Most of the time, patients are already screaming.

“Yeah, it hurts like hell. You done yet?”
“Owwwwwwwwww. Daaaaaaamn. Owwwwwwwwwww.”

Really want to skeeve your doctor out a little? When he asks you if pressing on your prostate hurts, tell him

“Actually, it feels kinda good.”


I’m considering empirical treatment for prostatitis from this day forward.

This and all posts about patients may be my experiences or may be submitted by readers for publication here. If you would like to have a patient story published on WhiteCoat’s Call Room, please e-mail me.

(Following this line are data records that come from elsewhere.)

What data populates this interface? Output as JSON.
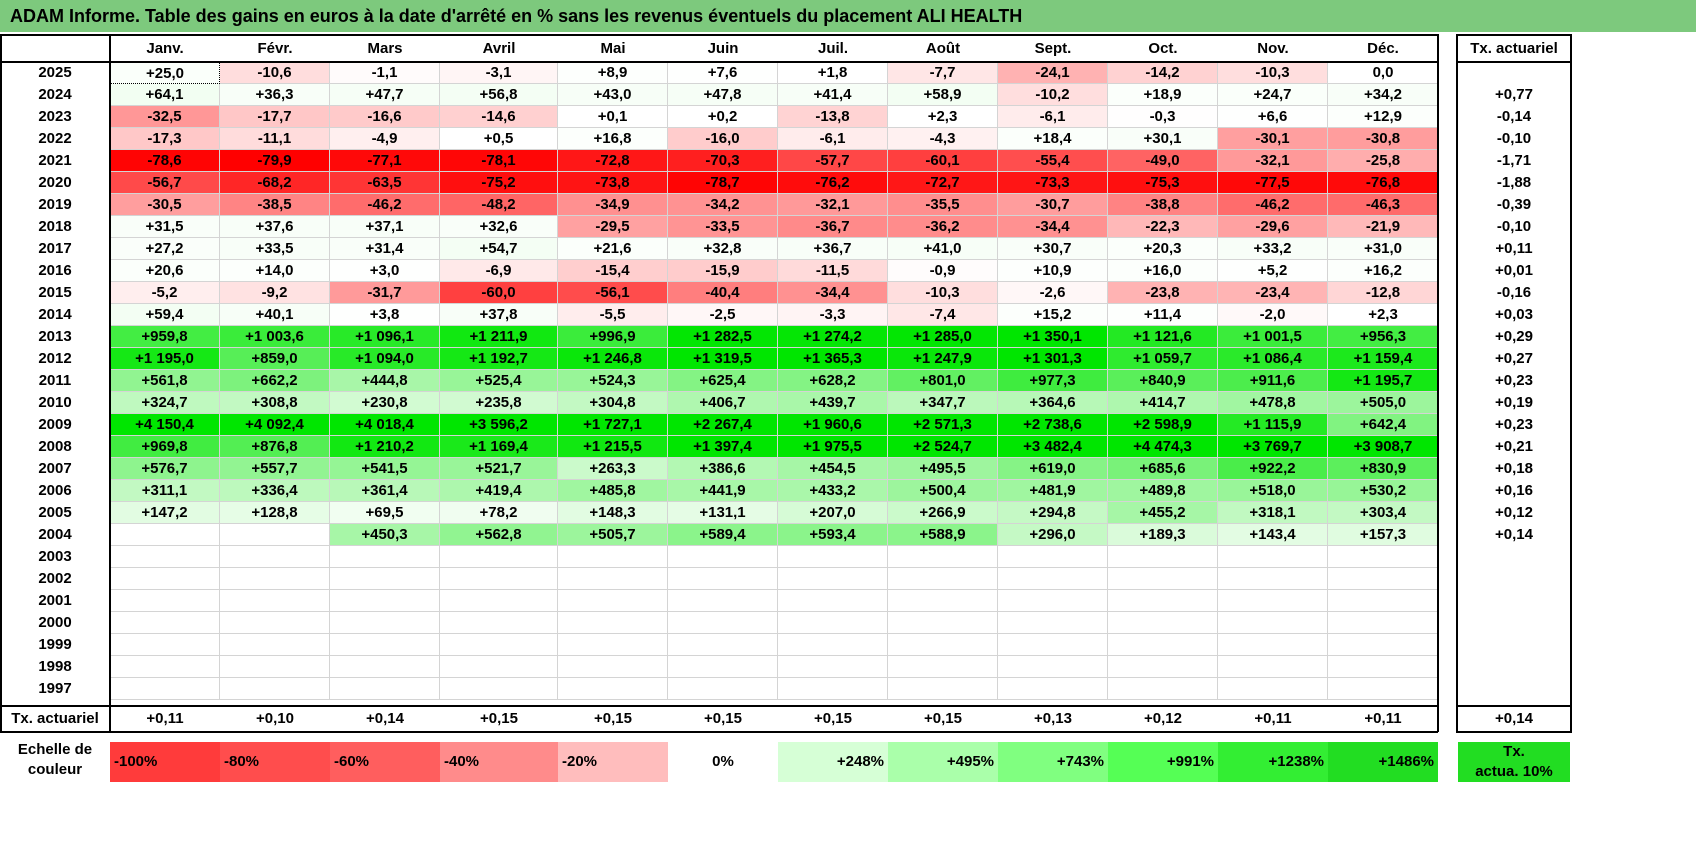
{
  "title": "ADAM Informe. Table des gains en euros à la date d'arrêté en % sans les revenus éventuels du placement ALI HEALTH",
  "months": [
    "Janv.",
    "Févr.",
    "Mars",
    "Avril",
    "Mai",
    "Juin",
    "Juil.",
    "Août",
    "Sept.",
    "Oct.",
    "Nov.",
    "Déc."
  ],
  "annual_header": "Tx. actuariel",
  "rows": [
    {
      "year": "2025",
      "values": [
        "+25,0",
        "-10,6",
        "-1,1",
        "-3,1",
        "+8,9",
        "+7,6",
        "+1,8",
        "-7,7",
        "-24,1",
        "-14,2",
        "-10,3",
        "0,0"
      ],
      "annual": ""
    },
    {
      "year": "2024",
      "values": [
        "+64,1",
        "+36,3",
        "+47,7",
        "+56,8",
        "+43,0",
        "+47,8",
        "+41,4",
        "+58,9",
        "-10,2",
        "+18,9",
        "+24,7",
        "+34,2"
      ],
      "annual": "+0,77"
    },
    {
      "year": "2023",
      "values": [
        "-32,5",
        "-17,7",
        "-16,6",
        "-14,6",
        "+0,1",
        "+0,2",
        "-13,8",
        "+2,3",
        "-6,1",
        "-0,3",
        "+6,6",
        "+12,9"
      ],
      "annual": "-0,14"
    },
    {
      "year": "2022",
      "values": [
        "-17,3",
        "-11,1",
        "-4,9",
        "+0,5",
        "+16,8",
        "-16,0",
        "-6,1",
        "-4,3",
        "+18,4",
        "+30,1",
        "-30,1",
        "-30,8"
      ],
      "annual": "-0,10"
    },
    {
      "year": "2021",
      "values": [
        "-78,6",
        "-79,9",
        "-77,1",
        "-78,1",
        "-72,8",
        "-70,3",
        "-57,7",
        "-60,1",
        "-55,4",
        "-49,0",
        "-32,1",
        "-25,8"
      ],
      "annual": "-1,71"
    },
    {
      "year": "2020",
      "values": [
        "-56,7",
        "-68,2",
        "-63,5",
        "-75,2",
        "-73,8",
        "-78,7",
        "-76,2",
        "-72,7",
        "-73,3",
        "-75,3",
        "-77,5",
        "-76,8"
      ],
      "annual": "-1,88"
    },
    {
      "year": "2019",
      "values": [
        "-30,5",
        "-38,5",
        "-46,2",
        "-48,2",
        "-34,9",
        "-34,2",
        "-32,1",
        "-35,5",
        "-30,7",
        "-38,8",
        "-46,2",
        "-46,3"
      ],
      "annual": "-0,39"
    },
    {
      "year": "2018",
      "values": [
        "+31,5",
        "+37,6",
        "+37,1",
        "+32,6",
        "-29,5",
        "-33,5",
        "-36,7",
        "-36,2",
        "-34,4",
        "-22,3",
        "-29,6",
        "-21,9"
      ],
      "annual": "-0,10"
    },
    {
      "year": "2017",
      "values": [
        "+27,2",
        "+33,5",
        "+31,4",
        "+54,7",
        "+21,6",
        "+32,8",
        "+36,7",
        "+41,0",
        "+30,7",
        "+20,3",
        "+33,2",
        "+31,0"
      ],
      "annual": "+0,11"
    },
    {
      "year": "2016",
      "values": [
        "+20,6",
        "+14,0",
        "+3,0",
        "-6,9",
        "-15,4",
        "-15,9",
        "-11,5",
        "-0,9",
        "+10,9",
        "+16,0",
        "+5,2",
        "+16,2"
      ],
      "annual": "+0,01"
    },
    {
      "year": "2015",
      "values": [
        "-5,2",
        "-9,2",
        "-31,7",
        "-60,0",
        "-56,1",
        "-40,4",
        "-34,4",
        "-10,3",
        "-2,6",
        "-23,8",
        "-23,4",
        "-12,8"
      ],
      "annual": "-0,16"
    },
    {
      "year": "2014",
      "values": [
        "+59,4",
        "+40,1",
        "+3,8",
        "+37,8",
        "-5,5",
        "-2,5",
        "-3,3",
        "-7,4",
        "+15,2",
        "+11,4",
        "-2,0",
        "+2,3"
      ],
      "annual": "+0,03"
    },
    {
      "year": "2013",
      "values": [
        "+959,8",
        "+1 003,6",
        "+1 096,1",
        "+1 211,9",
        "+996,9",
        "+1 282,5",
        "+1 274,2",
        "+1 285,0",
        "+1 350,1",
        "+1 121,6",
        "+1 001,5",
        "+956,3"
      ],
      "annual": "+0,29"
    },
    {
      "year": "2012",
      "values": [
        "+1 195,0",
        "+859,0",
        "+1 094,0",
        "+1 192,7",
        "+1 246,8",
        "+1 319,5",
        "+1 365,3",
        "+1 247,9",
        "+1 301,3",
        "+1 059,7",
        "+1 086,4",
        "+1 159,4"
      ],
      "annual": "+0,27"
    },
    {
      "year": "2011",
      "values": [
        "+561,8",
        "+662,2",
        "+444,8",
        "+525,4",
        "+524,3",
        "+625,4",
        "+628,2",
        "+801,0",
        "+977,3",
        "+840,9",
        "+911,6",
        "+1 195,7"
      ],
      "annual": "+0,23"
    },
    {
      "year": "2010",
      "values": [
        "+324,7",
        "+308,8",
        "+230,8",
        "+235,8",
        "+304,8",
        "+406,7",
        "+439,7",
        "+347,7",
        "+364,6",
        "+414,7",
        "+478,8",
        "+505,0"
      ],
      "annual": "+0,19"
    },
    {
      "year": "2009",
      "values": [
        "+4 150,4",
        "+4 092,4",
        "+4 018,4",
        "+3 596,2",
        "+1 727,1",
        "+2 267,4",
        "+1 960,6",
        "+2 571,3",
        "+2 738,6",
        "+2 598,9",
        "+1 115,9",
        "+642,4"
      ],
      "annual": "+0,23"
    },
    {
      "year": "2008",
      "values": [
        "+969,8",
        "+876,8",
        "+1 210,2",
        "+1 169,4",
        "+1 215,5",
        "+1 397,4",
        "+1 975,5",
        "+2 524,7",
        "+3 482,4",
        "+4 474,3",
        "+3 769,7",
        "+3 908,7"
      ],
      "annual": "+0,21"
    },
    {
      "year": "2007",
      "values": [
        "+576,7",
        "+557,7",
        "+541,5",
        "+521,7",
        "+263,3",
        "+386,6",
        "+454,5",
        "+495,5",
        "+619,0",
        "+685,6",
        "+922,2",
        "+830,9"
      ],
      "annual": "+0,18"
    },
    {
      "year": "2006",
      "values": [
        "+311,1",
        "+336,4",
        "+361,4",
        "+419,4",
        "+485,8",
        "+441,9",
        "+433,2",
        "+500,4",
        "+481,9",
        "+489,8",
        "+518,0",
        "+530,2"
      ],
      "annual": "+0,16"
    },
    {
      "year": "2005",
      "values": [
        "+147,2",
        "+128,8",
        "+69,5",
        "+78,2",
        "+148,3",
        "+131,1",
        "+207,0",
        "+266,9",
        "+294,8",
        "+455,2",
        "+318,1",
        "+303,4"
      ],
      "annual": "+0,12"
    },
    {
      "year": "2004",
      "values": [
        "",
        "",
        "+450,3",
        "+562,8",
        "+505,7",
        "+589,4",
        "+593,4",
        "+588,9",
        "+296,0",
        "+189,3",
        "+143,4",
        "+157,3"
      ],
      "annual": "+0,14"
    },
    {
      "year": "2003",
      "values": [
        "",
        "",
        "",
        "",
        "",
        "",
        "",
        "",
        "",
        "",
        "",
        ""
      ],
      "annual": ""
    },
    {
      "year": "2002",
      "values": [
        "",
        "",
        "",
        "",
        "",
        "",
        "",
        "",
        "",
        "",
        "",
        ""
      ],
      "annual": ""
    },
    {
      "year": "2001",
      "values": [
        "",
        "",
        "",
        "",
        "",
        "",
        "",
        "",
        "",
        "",
        "",
        ""
      ],
      "annual": ""
    },
    {
      "year": "2000",
      "values": [
        "",
        "",
        "",
        "",
        "",
        "",
        "",
        "",
        "",
        "",
        "",
        ""
      ],
      "annual": ""
    },
    {
      "year": "1999",
      "values": [
        "",
        "",
        "",
        "",
        "",
        "",
        "",
        "",
        "",
        "",
        "",
        ""
      ],
      "annual": ""
    },
    {
      "year": "1998",
      "values": [
        "",
        "",
        "",
        "",
        "",
        "",
        "",
        "",
        "",
        "",
        "",
        ""
      ],
      "annual": ""
    },
    {
      "year": "1997",
      "values": [
        "",
        "",
        "",
        "",
        "",
        "",
        "",
        "",
        "",
        "",
        "",
        ""
      ],
      "annual": ""
    }
  ],
  "footer": {
    "label": "Tx. actuariel",
    "values": [
      "+0,11",
      "+0,10",
      "+0,14",
      "+0,15",
      "+0,15",
      "+0,15",
      "+0,15",
      "+0,15",
      "+0,13",
      "+0,12",
      "+0,11",
      "+0,11"
    ],
    "annual": "+0,14"
  },
  "scale": {
    "label_line1": "Echelle de",
    "label_line2": "couleur",
    "items": [
      {
        "text": "-100%",
        "align": "left",
        "color": "#ff3b3b"
      },
      {
        "text": "-80%",
        "align": "left",
        "color": "#ff4d4d"
      },
      {
        "text": "-60%",
        "align": "left",
        "color": "#ff5e5e"
      },
      {
        "text": "-40%",
        "align": "left",
        "color": "#ff8b8b"
      },
      {
        "text": "-20%",
        "align": "left",
        "color": "#ffbdbd"
      },
      {
        "text": "0%",
        "align": "center",
        "color": "#ffffff"
      },
      {
        "text": "+248%",
        "align": "right",
        "color": "#d6ffd6"
      },
      {
        "text": "+495%",
        "align": "right",
        "color": "#aaffaa"
      },
      {
        "text": "+743%",
        "align": "right",
        "color": "#80ff80"
      },
      {
        "text": "+991%",
        "align": "right",
        "color": "#55ff55"
      },
      {
        "text": "+1238%",
        "align": "right",
        "color": "#33ee33"
      },
      {
        "text": "+1486%",
        "align": "right",
        "color": "#22dd22"
      }
    ],
    "annual_line1": "Tx.",
    "annual_line2": "actua. 10%",
    "annual_color": "#22dd22"
  },
  "colors": {
    "title_bg": "#7dc97d",
    "negative_full": "#ff0000",
    "positive_full": "#00e600"
  }
}
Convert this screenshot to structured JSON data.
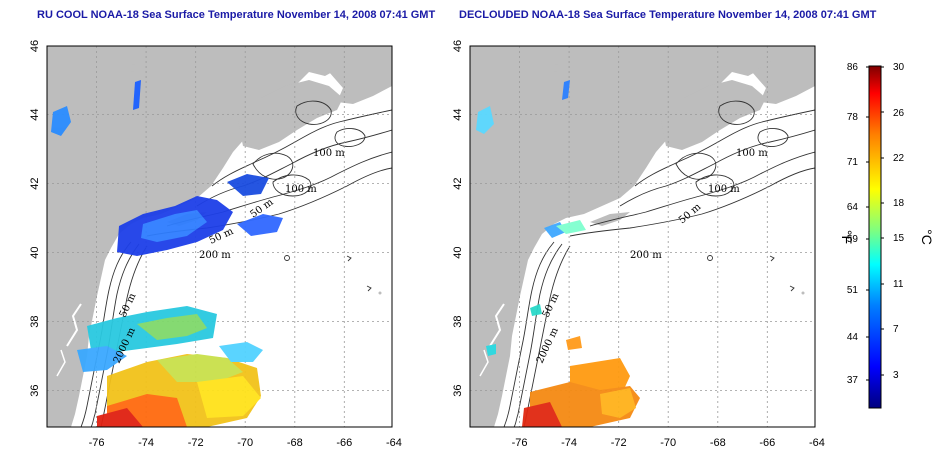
{
  "panels": [
    {
      "title": "RU COOL NOAA-18 Sea Surface Temperature November 14, 2008 07:41 GMT",
      "contour_labels": [
        "100 m",
        "100 m",
        "50 m",
        "50 m",
        "200 m",
        "50 m",
        "2000 m"
      ]
    },
    {
      "title": "DECLOUDED NOAA-18 Sea Surface Temperature November 14, 2008 07:41 GMT",
      "contour_labels": [
        "100 m",
        "100 m",
        "50 m",
        "200 m",
        "50 m",
        "2000 m"
      ]
    }
  ],
  "axes": {
    "x_ticks": [
      "-76",
      "-74",
      "-72",
      "-70",
      "-68",
      "-66",
      "-64"
    ],
    "y_ticks": [
      "46",
      "44",
      "42",
      "40",
      "38",
      "36"
    ]
  },
  "colorbar": {
    "unit_left": "°F",
    "unit_right": "°C",
    "fahrenheit_ticks": [
      "86",
      "78",
      "71",
      "64",
      "59",
      "51",
      "44",
      "37"
    ],
    "celsius_ticks": [
      "30",
      "26",
      "22",
      "18",
      "15",
      "11",
      "7",
      "3"
    ],
    "colors": [
      "#00007f",
      "#0000ff",
      "#007fff",
      "#00ffff",
      "#7fff7f",
      "#ffff00",
      "#ff7f00",
      "#ff0000",
      "#7f0000"
    ]
  }
}
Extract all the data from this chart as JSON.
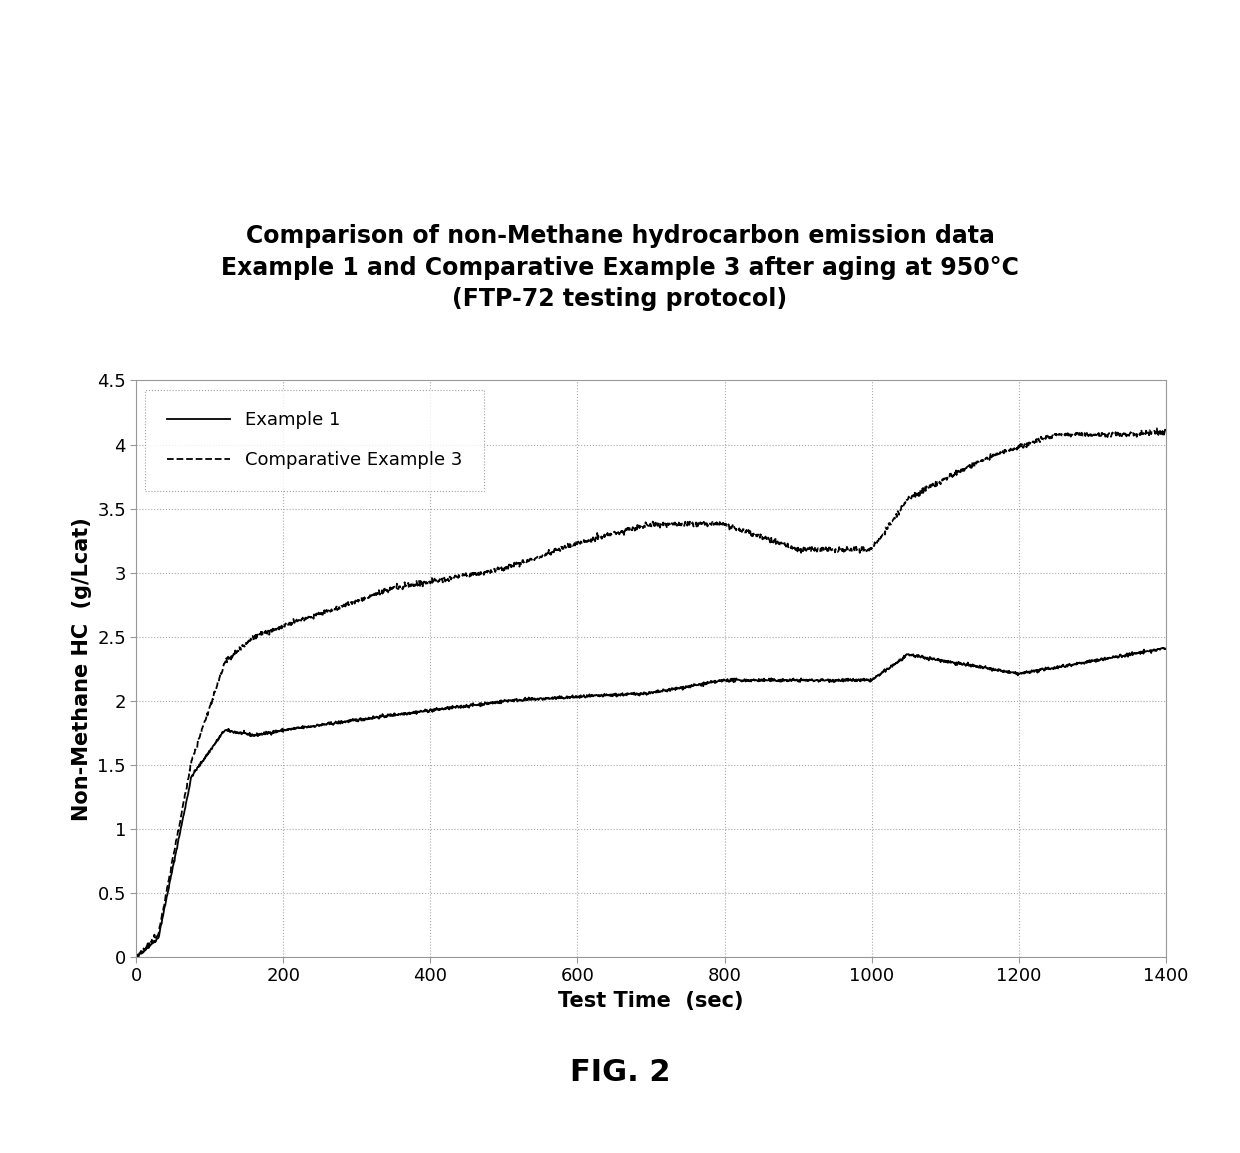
{
  "title_line1": "Comparison of non-Methane hydrocarbon emission data",
  "title_line2": "Example 1 and Comparative Example 3 after aging at 950°C",
  "title_line3": "(FTP-72 testing protocol)",
  "xlabel": "Test Time  (sec)",
  "ylabel": "Non-Methane HC  (g/Lcat)",
  "fig_caption": "FIG. 2",
  "xlim": [
    0,
    1400
  ],
  "ylim": [
    0,
    4.5
  ],
  "xticks": [
    0,
    200,
    400,
    600,
    800,
    1000,
    1200,
    1400
  ],
  "yticks": [
    0,
    0.5,
    1.0,
    1.5,
    2.0,
    2.5,
    3.0,
    3.5,
    4.0,
    4.5
  ],
  "legend_labels": [
    "Example 1",
    "Comparative Example 3"
  ],
  "line1_color": "#000000",
  "line2_color": "#000000",
  "background_color": "#ffffff",
  "title_fontsize": 17,
  "axis_label_fontsize": 15,
  "tick_fontsize": 13,
  "legend_fontsize": 13,
  "caption_fontsize": 22
}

  1. One patient asked me if I would mind ” Rubbing my shoulders while you do that”.
    Went back and triple gloved.

  2. Way back when I worked in a clinic (pushing paper, not a clinical position), so many of our elderly male patients were mortified by becoming aroused during a prostate exam that I assumed it was a normal response to stimulation–albeit one that the majority of heterosexual men would be surprised by.

    Being “skeeved” by a patient admitting that it feels pleasant suggests a level of homophobia that makes it difficult for gay patients to get good health care.

    • I’d be just as upset by a woman getting excited during her pelvic exam- so keep your homophobia-phobia to yourself.

      • Seriously, Finn. When people are by necessity in physical contact and one not only gets aroused but voices it and it is not a mutual thing that is skeevy. Homosexuality is not an excuse to be rude or lewd.

    • Yikes. If I EVER got aroused during a pelvic, I would be very concerned. There’s something skewed about your thinking, Finn. Really.

  3. I was doing a prostate exam once, when I tried to reassure the patient by saying “That feels good”. While I meant good as in normal, as opposed to bad as in nodule, I thought about what I said, and resolved never to phrase it that way again.

  4. Finn,

    To make the leap to homophobia from unexpected comments during a DRE is silly, and to suggest that it would compromise care is naive.

  5. Wait …is it not pc to smile at your post. I hate pc ..but still. It’s just the way you write and how I imagine your expression on the imaginary face I see as Dr WC. :)

  6. Yes, I treat empirically 99% of the time. And I would get skeeved with anyone getting aroused with a rectal exam.

  7. ‘Oooooohhhhhh’ (closed eyes, slightly open mouth)
    ‘Have you got a tissue?’

    That has really got to spoil your Doctor’s day.